Here's the recipe for Ms. Wilder's never-shy party dish.

Mongolian hot pot

Serves 6 to 10

2 quarts of chicken stock, preferably homemade (see note)

1 1/2 to 2 inches thinly sliced ginger

6 to 10 stalks lemon grass (or use 1/2 teaspoon lemon zest)

2 tablespoons of your favorite Thai seasoning or Chinese five-spice powder)

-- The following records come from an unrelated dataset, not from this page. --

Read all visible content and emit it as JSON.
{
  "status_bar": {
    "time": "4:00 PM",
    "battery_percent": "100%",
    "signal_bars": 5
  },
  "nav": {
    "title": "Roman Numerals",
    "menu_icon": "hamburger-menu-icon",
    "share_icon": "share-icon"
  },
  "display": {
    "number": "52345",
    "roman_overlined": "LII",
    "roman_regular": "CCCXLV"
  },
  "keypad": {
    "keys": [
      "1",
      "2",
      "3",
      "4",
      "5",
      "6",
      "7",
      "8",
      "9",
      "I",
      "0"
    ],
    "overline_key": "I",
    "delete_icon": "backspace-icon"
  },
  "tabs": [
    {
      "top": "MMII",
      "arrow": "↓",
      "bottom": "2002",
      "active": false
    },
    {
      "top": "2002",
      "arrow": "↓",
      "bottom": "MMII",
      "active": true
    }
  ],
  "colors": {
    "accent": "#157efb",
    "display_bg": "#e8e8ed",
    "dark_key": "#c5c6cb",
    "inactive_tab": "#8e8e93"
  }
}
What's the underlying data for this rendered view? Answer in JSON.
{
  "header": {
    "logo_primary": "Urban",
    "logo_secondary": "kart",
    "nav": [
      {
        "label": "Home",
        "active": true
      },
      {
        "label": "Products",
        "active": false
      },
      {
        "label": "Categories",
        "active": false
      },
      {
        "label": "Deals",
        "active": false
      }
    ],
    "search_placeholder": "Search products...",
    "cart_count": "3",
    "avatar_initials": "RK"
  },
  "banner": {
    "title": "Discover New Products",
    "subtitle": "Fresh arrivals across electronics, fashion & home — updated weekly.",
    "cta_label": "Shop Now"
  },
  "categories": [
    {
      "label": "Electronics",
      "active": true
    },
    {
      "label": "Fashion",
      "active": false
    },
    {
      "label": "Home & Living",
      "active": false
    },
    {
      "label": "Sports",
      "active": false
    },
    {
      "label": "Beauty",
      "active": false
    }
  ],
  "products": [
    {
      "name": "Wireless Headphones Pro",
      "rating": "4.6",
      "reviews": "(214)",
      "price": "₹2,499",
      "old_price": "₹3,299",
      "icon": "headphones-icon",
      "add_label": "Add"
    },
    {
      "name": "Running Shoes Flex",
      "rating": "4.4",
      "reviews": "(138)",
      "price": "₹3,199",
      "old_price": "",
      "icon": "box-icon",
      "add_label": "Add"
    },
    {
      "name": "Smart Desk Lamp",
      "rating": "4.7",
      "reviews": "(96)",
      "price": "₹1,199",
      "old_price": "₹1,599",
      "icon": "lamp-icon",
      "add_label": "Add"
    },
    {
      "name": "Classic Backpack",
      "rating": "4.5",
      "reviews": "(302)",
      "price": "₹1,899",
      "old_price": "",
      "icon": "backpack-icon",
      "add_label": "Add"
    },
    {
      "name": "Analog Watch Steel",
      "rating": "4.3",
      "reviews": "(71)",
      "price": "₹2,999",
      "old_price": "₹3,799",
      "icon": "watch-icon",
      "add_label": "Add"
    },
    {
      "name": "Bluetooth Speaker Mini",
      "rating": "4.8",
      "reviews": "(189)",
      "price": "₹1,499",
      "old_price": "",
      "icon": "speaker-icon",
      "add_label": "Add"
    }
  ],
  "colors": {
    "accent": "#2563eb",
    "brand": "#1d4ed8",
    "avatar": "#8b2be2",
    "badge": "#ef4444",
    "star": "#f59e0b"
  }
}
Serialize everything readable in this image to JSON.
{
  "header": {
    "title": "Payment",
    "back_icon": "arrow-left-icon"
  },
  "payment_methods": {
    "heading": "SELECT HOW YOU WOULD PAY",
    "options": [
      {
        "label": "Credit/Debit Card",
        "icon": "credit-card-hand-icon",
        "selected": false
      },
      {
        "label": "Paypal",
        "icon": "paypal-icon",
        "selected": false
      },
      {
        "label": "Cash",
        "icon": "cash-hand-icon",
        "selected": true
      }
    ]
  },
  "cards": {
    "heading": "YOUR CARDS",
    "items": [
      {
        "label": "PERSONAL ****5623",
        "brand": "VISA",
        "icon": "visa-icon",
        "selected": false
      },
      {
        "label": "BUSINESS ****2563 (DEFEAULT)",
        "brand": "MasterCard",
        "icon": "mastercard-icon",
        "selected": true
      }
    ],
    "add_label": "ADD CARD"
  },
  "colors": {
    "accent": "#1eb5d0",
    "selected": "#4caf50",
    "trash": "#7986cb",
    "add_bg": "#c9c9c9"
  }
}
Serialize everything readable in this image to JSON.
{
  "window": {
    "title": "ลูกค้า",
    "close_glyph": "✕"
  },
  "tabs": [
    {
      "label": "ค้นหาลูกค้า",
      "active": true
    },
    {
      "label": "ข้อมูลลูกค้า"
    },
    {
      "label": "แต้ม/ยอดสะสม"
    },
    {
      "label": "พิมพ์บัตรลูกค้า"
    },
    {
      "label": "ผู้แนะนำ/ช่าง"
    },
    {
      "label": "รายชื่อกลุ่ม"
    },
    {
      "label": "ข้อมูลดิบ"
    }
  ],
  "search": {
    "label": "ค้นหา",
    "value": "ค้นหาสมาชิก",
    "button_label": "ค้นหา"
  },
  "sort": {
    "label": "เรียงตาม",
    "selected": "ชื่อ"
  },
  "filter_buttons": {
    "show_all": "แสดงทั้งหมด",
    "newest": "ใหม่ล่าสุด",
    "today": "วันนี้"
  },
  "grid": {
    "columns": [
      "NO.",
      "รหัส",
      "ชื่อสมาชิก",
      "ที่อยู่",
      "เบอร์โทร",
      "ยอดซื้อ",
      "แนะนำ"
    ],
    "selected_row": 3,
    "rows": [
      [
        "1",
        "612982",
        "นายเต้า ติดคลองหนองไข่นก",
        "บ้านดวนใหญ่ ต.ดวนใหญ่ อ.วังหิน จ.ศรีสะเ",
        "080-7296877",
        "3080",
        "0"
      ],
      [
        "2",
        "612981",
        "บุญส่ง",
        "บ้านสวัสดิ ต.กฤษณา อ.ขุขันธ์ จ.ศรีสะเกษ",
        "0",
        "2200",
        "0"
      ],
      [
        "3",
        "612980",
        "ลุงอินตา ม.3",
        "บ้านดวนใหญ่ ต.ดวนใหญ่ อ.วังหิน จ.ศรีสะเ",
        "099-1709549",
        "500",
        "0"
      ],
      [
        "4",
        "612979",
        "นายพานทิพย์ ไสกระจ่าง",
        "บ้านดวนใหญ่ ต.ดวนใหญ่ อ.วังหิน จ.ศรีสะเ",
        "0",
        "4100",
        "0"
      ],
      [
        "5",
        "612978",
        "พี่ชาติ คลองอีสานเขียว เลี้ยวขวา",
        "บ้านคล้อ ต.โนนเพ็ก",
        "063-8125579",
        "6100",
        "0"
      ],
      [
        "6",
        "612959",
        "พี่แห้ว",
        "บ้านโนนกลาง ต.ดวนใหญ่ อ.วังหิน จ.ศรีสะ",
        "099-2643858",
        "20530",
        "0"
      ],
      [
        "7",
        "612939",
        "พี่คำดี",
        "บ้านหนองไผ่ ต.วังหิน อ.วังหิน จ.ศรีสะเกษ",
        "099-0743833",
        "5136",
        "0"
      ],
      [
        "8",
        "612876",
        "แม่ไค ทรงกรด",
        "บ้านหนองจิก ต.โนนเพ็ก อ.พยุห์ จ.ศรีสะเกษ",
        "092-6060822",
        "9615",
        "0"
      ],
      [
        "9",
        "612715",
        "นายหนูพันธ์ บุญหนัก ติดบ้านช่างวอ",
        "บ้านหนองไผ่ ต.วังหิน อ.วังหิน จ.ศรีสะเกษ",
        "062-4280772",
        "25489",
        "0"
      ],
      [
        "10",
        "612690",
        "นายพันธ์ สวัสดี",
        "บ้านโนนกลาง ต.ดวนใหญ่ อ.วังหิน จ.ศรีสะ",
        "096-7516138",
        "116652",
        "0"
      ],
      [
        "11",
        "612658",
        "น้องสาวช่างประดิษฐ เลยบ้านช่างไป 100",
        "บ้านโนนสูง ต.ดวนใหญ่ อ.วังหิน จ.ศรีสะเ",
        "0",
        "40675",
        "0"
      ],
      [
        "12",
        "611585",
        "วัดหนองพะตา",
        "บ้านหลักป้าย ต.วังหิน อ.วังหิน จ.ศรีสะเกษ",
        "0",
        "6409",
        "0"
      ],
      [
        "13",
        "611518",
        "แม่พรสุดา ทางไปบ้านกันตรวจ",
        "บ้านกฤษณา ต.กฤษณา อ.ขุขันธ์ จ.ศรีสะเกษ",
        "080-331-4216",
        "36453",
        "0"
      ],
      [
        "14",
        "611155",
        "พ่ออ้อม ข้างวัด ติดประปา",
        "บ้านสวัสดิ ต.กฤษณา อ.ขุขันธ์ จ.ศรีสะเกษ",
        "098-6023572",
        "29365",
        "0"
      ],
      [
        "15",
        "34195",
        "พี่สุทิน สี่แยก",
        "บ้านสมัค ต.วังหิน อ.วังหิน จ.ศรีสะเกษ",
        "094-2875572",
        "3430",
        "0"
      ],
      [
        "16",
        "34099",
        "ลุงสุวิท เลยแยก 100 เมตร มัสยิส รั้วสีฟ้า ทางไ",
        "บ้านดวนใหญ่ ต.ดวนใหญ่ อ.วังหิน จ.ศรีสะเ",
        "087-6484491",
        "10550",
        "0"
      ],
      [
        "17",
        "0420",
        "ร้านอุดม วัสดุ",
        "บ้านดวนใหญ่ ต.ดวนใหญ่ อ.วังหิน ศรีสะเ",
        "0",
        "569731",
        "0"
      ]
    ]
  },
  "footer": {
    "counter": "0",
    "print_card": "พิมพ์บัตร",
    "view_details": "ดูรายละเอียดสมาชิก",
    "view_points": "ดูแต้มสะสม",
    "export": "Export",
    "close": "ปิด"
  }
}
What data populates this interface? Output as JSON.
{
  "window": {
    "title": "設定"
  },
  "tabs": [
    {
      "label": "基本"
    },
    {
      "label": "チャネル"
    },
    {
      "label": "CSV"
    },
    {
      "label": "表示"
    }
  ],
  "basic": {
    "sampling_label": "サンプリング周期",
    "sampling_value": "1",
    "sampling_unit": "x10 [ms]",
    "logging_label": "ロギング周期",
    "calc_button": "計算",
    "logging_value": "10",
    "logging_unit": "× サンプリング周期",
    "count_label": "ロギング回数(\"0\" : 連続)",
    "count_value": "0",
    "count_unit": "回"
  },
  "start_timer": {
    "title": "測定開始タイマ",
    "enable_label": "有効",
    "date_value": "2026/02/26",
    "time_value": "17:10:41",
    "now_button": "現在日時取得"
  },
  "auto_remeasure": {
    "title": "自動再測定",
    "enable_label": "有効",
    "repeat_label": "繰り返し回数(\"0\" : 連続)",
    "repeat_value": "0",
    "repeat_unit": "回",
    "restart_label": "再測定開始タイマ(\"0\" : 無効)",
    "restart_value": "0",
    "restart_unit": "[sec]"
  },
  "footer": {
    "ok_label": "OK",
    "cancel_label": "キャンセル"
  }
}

For the ingredients below, figure 1/2 cup per serving (you can add or substitute any of these ingredients to suit your taste): chicken, cut in bite-sized pieces

sea scallops

shrimp

fish

spring onions, trimmed

bok choy, cut into 1 1/2 -inch pieces

asparagus, cut in 1 1/2 -inch pieces

snow peas

broccoli florets

tofu (firm), cut in 1-inch chunks

fresh lemon grass

cellophane noodles

dried cloud ear mushrooms, reconstituted in a little warm water

One day before serving, or earlier on the day of the meal, add the lemon grass, ginger and spices to the stock and bring to a boil. Simmer 20 to 30 minutes. Strain. Correct seasoning.

Just before dinner, bring stock to a boil in an electric pot. Take pot and ingredients to the table. Diners select their favorite ingredients and add them to the pot. Place lid on pot and bring back to boil. When meat is done, each person fishes his or her selections out of the pot (use chopsticks, forks or long-handled spoons) and adds further selections for the next round.

Note: If you use canned stock, use the unsalted or low-salt variety. You can also make the hot pot with beef stock and add chunks of steak. If you make your own stock, use peanut oil, not olive oil -- Wilder says, "Fusion cooking can only go so far."